Invocation (typical):

/agent-atelier:watchdog tick

Clean tick (no issues):

{"request_id": "REQ-WD-001", "accepted": true, "changed": false, "recovered": [], "alerts_created": [], "escalations": []}

Tick with recovery:

{"request_id": "REQ-WD-002", "accepted": true, "changed": true, "tick_at": "2026-04-08T12:00:00Z",
 "recovered": [{"work_item_id": "WI-014", "action": "requeued", "reason": "lease expired", "stale_requeue_count": 2}],
 "alerts_created": [{"id": "WDA-003", "type": "long_open_gate", "work_item_id": "WI-012"}],
 "escalations": []}

Exit Codes

Code	Meaning
`0`	Tick completed (with or without recovery actions)
`1`	Usage error (invalid arguments)
`2`	Stale revision (another writer changed state between read and commit)
`3`	State files not found (not initialized)
`4`	Runtime or environment failure

Input Conventions

The tick subcommand takes no payload. Optional flag:

--request-id <id> — audit trail identifier (optional since tick is inherently idempotent)

Output Contract

Returns JSON to stdout.

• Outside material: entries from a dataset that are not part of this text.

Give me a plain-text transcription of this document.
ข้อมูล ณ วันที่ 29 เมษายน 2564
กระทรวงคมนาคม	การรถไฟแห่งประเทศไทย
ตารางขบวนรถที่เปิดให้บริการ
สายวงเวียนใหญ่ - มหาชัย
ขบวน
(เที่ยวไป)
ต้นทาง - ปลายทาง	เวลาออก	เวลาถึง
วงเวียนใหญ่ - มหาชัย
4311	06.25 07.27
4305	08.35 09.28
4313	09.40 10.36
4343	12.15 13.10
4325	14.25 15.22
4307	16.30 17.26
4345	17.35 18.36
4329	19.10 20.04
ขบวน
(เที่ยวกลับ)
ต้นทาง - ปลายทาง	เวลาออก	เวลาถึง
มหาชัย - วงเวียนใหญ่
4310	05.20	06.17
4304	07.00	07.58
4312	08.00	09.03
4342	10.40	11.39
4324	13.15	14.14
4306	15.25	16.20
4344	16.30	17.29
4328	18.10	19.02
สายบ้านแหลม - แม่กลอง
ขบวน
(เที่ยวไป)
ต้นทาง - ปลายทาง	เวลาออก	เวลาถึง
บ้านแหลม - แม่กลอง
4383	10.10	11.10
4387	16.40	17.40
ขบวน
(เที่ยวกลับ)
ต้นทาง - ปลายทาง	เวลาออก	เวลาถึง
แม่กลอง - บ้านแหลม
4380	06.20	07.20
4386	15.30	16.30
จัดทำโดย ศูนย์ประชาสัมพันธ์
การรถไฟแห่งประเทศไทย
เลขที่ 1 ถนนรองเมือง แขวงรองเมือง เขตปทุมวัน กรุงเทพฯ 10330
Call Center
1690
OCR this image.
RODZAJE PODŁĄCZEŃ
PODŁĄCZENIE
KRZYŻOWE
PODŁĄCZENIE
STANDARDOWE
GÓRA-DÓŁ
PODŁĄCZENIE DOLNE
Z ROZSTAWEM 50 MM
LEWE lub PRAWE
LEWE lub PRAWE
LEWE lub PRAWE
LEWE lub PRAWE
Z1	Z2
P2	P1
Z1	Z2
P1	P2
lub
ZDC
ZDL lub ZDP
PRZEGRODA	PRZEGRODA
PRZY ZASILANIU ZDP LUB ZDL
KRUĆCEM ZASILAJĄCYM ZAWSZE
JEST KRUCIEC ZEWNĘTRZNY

See reference/execution-details.md for the full schema. When presenting to a human, also render a readable summary showing recovered items, alerts, escalations, and healthy items.

Idempotency

Watchdog tick is inherently idempotent. Running it multiple times with the same state produces the same recovery actions. Already-recovered items will not be in the triggering state on re-run.

Error Handling

Condition	Exit Code	Action
State files missing	`3`	Suggest running `/agent-atelier:init`
WI references non-existent gate	`0`	Log inconsistency, suggest manual cleanup
Runtime error during tick	`4`	Report and stop — never make partial writes
Stale revision on commit	`2`	Re-read all state files and retry the entire tick

Constraints

All recovery actions are logged. The watchdog never silently changes state.
The watchdog acts on observed state only — no memory across invocations.
When in doubt, escalate rather than recover. A stuck item that gets human attention is better than a recovered item that loses work.
The watchdog must not infer teammate liveness from lease state. Reachability checks belong to the Orchestrator's post-tick recovery sweep.